"It's not just about phones anymore," declared a recent Sprint press release about accelerating healthcare devices and other M2M devices to market. Sprint isn't the only carrier to see beyond the phone in recent weeks: Verizon Wireless and AT&T have both made similar moves.
A few weeks after Verizon Wireless announced a machine-to-machine (M2M) joint venture with Qualcomm, AT&T opened a device certification lab that will accelerate the entry of "netbooks, eReaders, portable navigation devices, utility products, and healthcare-related tracking devices" into the market.
Yesterday, Sprint announced a multi-year agreement with M2M company DataSmart to help embedded device makers to bring their products to market sooner. As part of the announcement the carrier quoted Yankee Group's Vice President of Research Steve Hilton: "The demand for sophisticated M2M applications that provide data transmission is growing. Specifically, the rapid growth in M2M healthcare, energy and fleet services is fueling the need for faster and easier deployment models."

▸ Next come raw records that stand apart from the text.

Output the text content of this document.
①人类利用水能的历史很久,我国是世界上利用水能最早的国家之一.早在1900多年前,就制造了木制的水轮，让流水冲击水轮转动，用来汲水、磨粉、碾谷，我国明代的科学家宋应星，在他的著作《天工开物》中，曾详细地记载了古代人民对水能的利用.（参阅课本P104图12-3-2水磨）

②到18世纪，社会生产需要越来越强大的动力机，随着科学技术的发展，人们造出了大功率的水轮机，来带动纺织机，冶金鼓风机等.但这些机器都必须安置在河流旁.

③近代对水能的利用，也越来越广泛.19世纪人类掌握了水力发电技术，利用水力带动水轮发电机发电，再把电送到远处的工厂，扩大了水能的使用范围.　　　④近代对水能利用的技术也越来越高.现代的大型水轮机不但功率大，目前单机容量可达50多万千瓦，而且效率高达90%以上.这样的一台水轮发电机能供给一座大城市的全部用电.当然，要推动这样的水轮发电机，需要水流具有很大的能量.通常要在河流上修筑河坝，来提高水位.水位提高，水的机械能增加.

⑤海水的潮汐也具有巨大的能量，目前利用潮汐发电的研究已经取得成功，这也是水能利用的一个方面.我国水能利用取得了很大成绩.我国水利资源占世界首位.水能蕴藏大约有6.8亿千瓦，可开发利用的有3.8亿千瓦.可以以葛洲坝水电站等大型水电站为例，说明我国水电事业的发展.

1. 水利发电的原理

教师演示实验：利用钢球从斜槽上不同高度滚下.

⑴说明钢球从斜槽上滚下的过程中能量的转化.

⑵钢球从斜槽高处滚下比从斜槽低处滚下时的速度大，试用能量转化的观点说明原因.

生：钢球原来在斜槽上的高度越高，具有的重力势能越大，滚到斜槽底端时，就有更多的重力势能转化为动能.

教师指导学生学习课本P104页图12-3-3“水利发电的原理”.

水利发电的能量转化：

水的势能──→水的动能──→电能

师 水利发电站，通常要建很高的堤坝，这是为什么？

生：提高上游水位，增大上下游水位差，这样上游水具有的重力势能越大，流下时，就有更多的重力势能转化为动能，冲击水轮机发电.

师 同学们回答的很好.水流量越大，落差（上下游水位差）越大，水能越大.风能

A recent report from Harbor Research predicted that M2M device shipments might top 430 million units by 2013, thanks to demand from wireless personal area networks and wireless sensor networks technologies. You can bet wireless healthcare will be one of the key use cases driving that trend.
Verizon CEO Ivan Seidenberg seems to think so: During a keynote at CTIA Wireless this past spring, Seidenberg noted that while the U.S. is fast approaching a penetration rate north of 90 percent of the population using mobile phones, the opportunity to reach 500 percent penetration is possible thanks to embedded devices and machine-to-machine (M2M) services. Seidenberg specifically pointed to connected medical devices like a wireless-enabled glucose monitor as an example of an embedded device that could push the industry to 500 percent penetration. That means a lot more than 430 million M2M devices shipped in 2013.
Time will tell whether Seidenberg or Harbor Research nailed the predictive metrics, but regardless the industry seems poised to capitalize on the growth of M2M.